My understanding of Vec's index method is that it returns references to the values in a Vec, so I don't understand what moves or implicit dereferences are happening.
Also, when I change the f variable to an underscore, as below, no errors are produced!
fn main() {
let v = vec![box 1i];
let _ = v[0];
}
I was hoping someone could explain the errors I was getting and why they go away when switching f to _.
No idea which syntax sugar v[0] implements, but it is trying to move the value instead of getting a reference.
But if you call .index(), it works and gives you a reference with the same lifetime of the vector:
fn main() {
let v = vec![box 1i];
let f = v.index(&0);
println!("{}", f);
}
The second example works because as the value is being discarded, it doesn't try to move it.
EDIT:
The desugar for v[0] is *v.index(&0) (from: https://github.com/rust-lang/rust/blob/fb72c4767fa423649feeb197b50385c1fa0a6fd5/src/librustc/middle/trans/expr.rs#L467 ).
fn main() {
let a = vec!(1i);
let b = a[0] == *a.index(&0);
println!("{}" , b);
}
true
In your code, let f = v[0]; assigns f by value (as said in the error message, it is implicitly dereferencing) : the compiler tries to copy or move v[0] into f. v[0] being a box, it cannot be copied, thus it should be moved like in this situation :
let a = box 1i;
let b = a;
// a cannot be used anymore, it has been moved
// following line would not compile
println!("{}", a);
But values cannot be moved out of the vector via indexing, as it is a reference that is returned.
Concerning _, this code :
fn main() {
let v = vec![box 1i];
let _ = v[0];
println!("{}", _);
}
produces this error :
<anon>:4:20: 4:21 error: unexpected token: `_`
<anon>:4 println!("{}", _);
^
_ is not a variable name but a special name of rust, telling you don't care about the value, so the compiler doesn't try to copy or move anything.
You can get your original function to work by de-referencing your v[0]:
fn main() {
let v = vec![box 1i];
let f = &v[0]; // notice the &
println!("{}",f);
}
I don't know why the underscore silences your error.

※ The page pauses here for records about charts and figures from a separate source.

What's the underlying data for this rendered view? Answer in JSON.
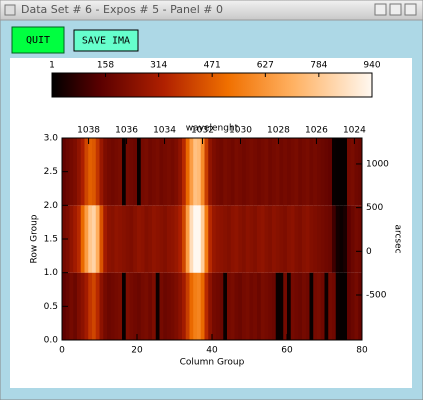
{
  "window": {
    "title": "Data Set # 6 - Expos # 5 - Panel # 0"
  },
  "buttons": [
    "QUIT",
    "SAVE IMA"
  ],
  "chart_data": {
    "type": "heatmap",
    "xlabel": "Column Group",
    "ylabel": "Row Group",
    "x2label": "wavelenght",
    "y2label": "arcsec",
    "xlim": [
      0,
      80
    ],
    "xticks": [
      0,
      20,
      40,
      60,
      80
    ],
    "ylim": [
      0,
      3
    ],
    "yticks": [
      {
        "value": 0,
        "label": "0.0"
      },
      {
        "value": 0.5,
        "label": "0.5"
      },
      {
        "value": 1,
        "label": "1.0"
      },
      {
        "value": 1.5,
        "label": "1.5"
      },
      {
        "value": 2,
        "label": "2.0"
      },
      {
        "value": 2.5,
        "label": "2.5"
      },
      {
        "value": 3,
        "label": "3.0"
      }
    ],
    "x2lim": [
      1039.4,
      1023.6
    ],
    "x2ticks": [
      1038,
      1036,
      1034,
      1032,
      1030,
      1028,
      1026,
      1024
    ],
    "y2lim": [
      -1015,
      1297
    ],
    "y2ticks": [
      -500,
      0,
      500,
      1000
    ],
    "clim": [
      1,
      940
    ],
    "cticks": [
      1,
      158,
      314,
      471,
      627,
      784,
      940
    ],
    "z": [
      [
        150,
        170,
        200,
        180,
        220,
        250,
        300,
        380,
        420,
        350,
        250,
        200,
        180,
        190,
        200,
        210,
        10,
        220,
        200,
        190,
        180,
        200,
        210,
        190,
        220,
        20,
        200,
        180,
        190,
        200,
        220,
        250,
        300,
        400,
        500,
        560,
        580,
        500,
        350,
        250,
        200,
        190,
        180,
        15,
        200,
        210,
        190,
        180,
        200,
        210,
        190,
        200,
        180,
        210,
        200,
        190,
        180,
        15,
        15,
        200,
        20,
        200,
        190,
        180,
        200,
        190,
        15,
        200,
        210,
        190,
        20,
        200,
        190,
        15,
        10,
        10,
        160,
        180,
        200,
        170
      ],
      [
        200,
        220,
        260,
        300,
        350,
        500,
        650,
        780,
        820,
        700,
        450,
        300,
        250,
        240,
        260,
        250,
        240,
        230,
        220,
        240,
        260,
        250,
        230,
        240,
        260,
        250,
        240,
        230,
        250,
        260,
        280,
        320,
        420,
        650,
        850,
        940,
        940,
        800,
        550,
        350,
        280,
        260,
        250,
        240,
        230,
        250,
        260,
        240,
        230,
        250,
        240,
        230,
        250,
        260,
        240,
        230,
        250,
        240,
        230,
        220,
        240,
        250,
        230,
        220,
        240,
        250,
        230,
        220,
        210,
        200,
        190,
        180,
        100,
        30,
        20,
        40,
        150,
        180,
        200,
        190
      ],
      [
        160,
        180,
        200,
        220,
        260,
        320,
        420,
        480,
        460,
        380,
        280,
        220,
        200,
        190,
        200,
        210,
        15,
        200,
        190,
        180,
        10,
        200,
        210,
        190,
        200,
        210,
        190,
        200,
        210,
        200,
        220,
        260,
        350,
        500,
        650,
        760,
        740,
        600,
        400,
        260,
        220,
        200,
        190,
        210,
        200,
        190,
        210,
        200,
        190,
        200,
        210,
        200,
        190,
        200,
        210,
        190,
        200,
        210,
        190,
        200,
        190,
        200,
        210,
        190,
        200,
        210,
        190,
        200,
        190,
        180,
        170,
        160,
        15,
        10,
        10,
        10,
        200,
        210,
        190,
        180
      ]
    ]
  }
}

It should probably raise an error since the underscore alone is an invalid variable name (I think). Attempting to print it yields an error:
fn main() {
let v = vec![box 1i];
let _ = &v[0];
println!("{}",_);
}
Output:
<anon>:4:19: 4:20 error: unexpected token: `_`
<anon>:4 println!("{}",_);
The underscore is used to silence unused variable warnings (for example the compiler will yell at you if you define some_var and never use it, but won't if you define _some_var and never use it). It is also used as a fallback in a match statement to match anything that did not match other paths:
fn main() {
let v = vec![box 1i];
let f = &v[0];
match **f {
3i => println!("{}",f),
_ => println!("nothing here")
};
}
Someone smarter than me should comment on if the underscore is a valid variable name. Honestly I think the compiler shouldn't allow it.